Wilde foresaw his own death at a young age, interview reveals
OSCAR WILDE consulted a fortune teller who predicted his early death, according to an Italian interview overlooked by biographers until now.
In that account, published in 1908, the wit, poet and playwright spoke of dying aged 44, according to the destiny “inscribed here in the palm of my hand”. He died in 1900, aged 46.
The comic genius who created The Importance of Being Earnest and Lady Windermere’s Fan spoke frankly to his Italian interviewer.
“My life is drawing to a close,” he told him. “I accomplished all that I set to undertake in the world. My destiny required that I write five plays and I wrote them; a novel and I published it; some short stories and verses, and of both of those I’ve reached the predetermined number. I enjoyed all the exceptional part of happiness that had been granted to me, and I suffered all the sufferings that I had to, and could suffer. Now there is nothing left for me to do but wait for death, which will come to visit me in three years, since I must die at the age of 44.”
He continued: “I have an absolutely psychic hand, the fortune teller told me, and we must believe in fortune telling. It is the most exact and the most useful of all sciences … Every man is predestined to carry out a certain existence: we are nothing more than simple puppets in a grotesque rat trap.”

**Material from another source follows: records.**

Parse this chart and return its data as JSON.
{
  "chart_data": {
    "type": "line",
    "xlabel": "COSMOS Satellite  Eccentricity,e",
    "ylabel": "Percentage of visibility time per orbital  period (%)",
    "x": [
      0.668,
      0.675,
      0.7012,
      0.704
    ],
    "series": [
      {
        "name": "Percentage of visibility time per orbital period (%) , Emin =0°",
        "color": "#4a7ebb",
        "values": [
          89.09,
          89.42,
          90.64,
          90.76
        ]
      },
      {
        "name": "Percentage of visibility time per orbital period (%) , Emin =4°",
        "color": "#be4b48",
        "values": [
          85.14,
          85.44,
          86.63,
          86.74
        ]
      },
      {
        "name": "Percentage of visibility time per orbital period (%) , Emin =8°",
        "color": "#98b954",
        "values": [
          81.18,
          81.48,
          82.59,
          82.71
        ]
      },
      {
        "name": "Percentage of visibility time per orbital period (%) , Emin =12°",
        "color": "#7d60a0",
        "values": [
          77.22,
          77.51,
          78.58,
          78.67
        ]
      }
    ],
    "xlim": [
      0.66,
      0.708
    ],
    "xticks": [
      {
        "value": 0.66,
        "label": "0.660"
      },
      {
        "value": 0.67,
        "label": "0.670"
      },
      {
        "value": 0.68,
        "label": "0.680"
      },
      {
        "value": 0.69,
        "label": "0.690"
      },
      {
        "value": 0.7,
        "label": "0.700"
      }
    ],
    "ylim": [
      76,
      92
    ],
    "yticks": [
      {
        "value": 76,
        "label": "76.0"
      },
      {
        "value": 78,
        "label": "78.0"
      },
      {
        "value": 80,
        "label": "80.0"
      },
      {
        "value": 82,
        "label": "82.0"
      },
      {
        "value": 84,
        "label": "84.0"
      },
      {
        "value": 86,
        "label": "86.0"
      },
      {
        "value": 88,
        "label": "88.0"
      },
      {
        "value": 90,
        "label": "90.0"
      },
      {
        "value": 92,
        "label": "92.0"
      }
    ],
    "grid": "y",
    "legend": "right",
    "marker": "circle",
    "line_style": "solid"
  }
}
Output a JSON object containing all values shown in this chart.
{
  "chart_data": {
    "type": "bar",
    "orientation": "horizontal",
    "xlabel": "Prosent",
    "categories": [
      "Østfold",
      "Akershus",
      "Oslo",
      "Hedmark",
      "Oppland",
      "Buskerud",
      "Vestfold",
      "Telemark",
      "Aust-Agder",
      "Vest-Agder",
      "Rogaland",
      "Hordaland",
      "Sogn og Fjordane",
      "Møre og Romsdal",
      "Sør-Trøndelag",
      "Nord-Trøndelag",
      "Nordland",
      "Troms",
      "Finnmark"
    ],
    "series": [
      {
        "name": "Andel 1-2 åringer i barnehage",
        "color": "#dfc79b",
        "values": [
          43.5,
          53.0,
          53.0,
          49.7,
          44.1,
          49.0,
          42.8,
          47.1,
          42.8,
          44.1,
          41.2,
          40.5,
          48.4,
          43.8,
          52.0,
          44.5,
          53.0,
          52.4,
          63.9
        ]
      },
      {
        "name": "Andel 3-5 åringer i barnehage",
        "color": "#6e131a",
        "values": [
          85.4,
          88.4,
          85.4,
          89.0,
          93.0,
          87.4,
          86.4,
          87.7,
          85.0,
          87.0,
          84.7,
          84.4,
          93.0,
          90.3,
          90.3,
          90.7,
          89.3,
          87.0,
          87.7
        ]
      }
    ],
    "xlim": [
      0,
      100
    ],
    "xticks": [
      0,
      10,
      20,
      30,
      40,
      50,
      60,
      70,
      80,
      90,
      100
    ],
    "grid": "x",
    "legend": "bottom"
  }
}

His comments appeared in an article by Giuseppe Garibaldi Rocco, published a century ago by the Società Editrice Partenopea. It is among Italian publications whose reports on Wilde have been translated into English for the first time in a book, Oscar Wilde’s
Italian Dream 1875-1900 by Renato Miracco, available from April 27.
Wilde moved to Naples to seek out “masterpieces of marble and flesh”, having been hounded from England after his notorious relationship with Lord Alfred Douglas. He died in poverty in Paris, three years after his release from prison.
Merlin Holland, Wilde’s only grandson, told The Sunday Telegraph: “As far as I’m aware, these things have not been published before.”
Referring to the prediction of death at 44, he spoke of “slight doubts about the exactitude” of the interview: “After Oscar’s death there were a fair number of sources which gave his birth date wrongly as 1856, so I can imagine Rocco ‘creating’ some of the interview posthumously and basing this statement of Oscar’s on false information.”
But even allowing for this, he said: “There’s something in the record of those conversations which rings true.
“The colour of Oscar’s language and his life seems to be there … it’s an interesting light on Oscar’s life in Naples between September 1897 and January 1898.”
He noted that the reference to the fortune teller did fit in with Wilde’s belief in the paranormal.
Biographers have referred to visits to a palmist and to a fortune teller, who told him: “I see a very brilliant life for you up to a certain point. Then I see a wall. Beyond the wall I see nothing.”
In another passage, Rocco wrote: “You could not be with [Wilde] for five minutes without him telling you plots for stories, novels, dramas, romances – and all very original.”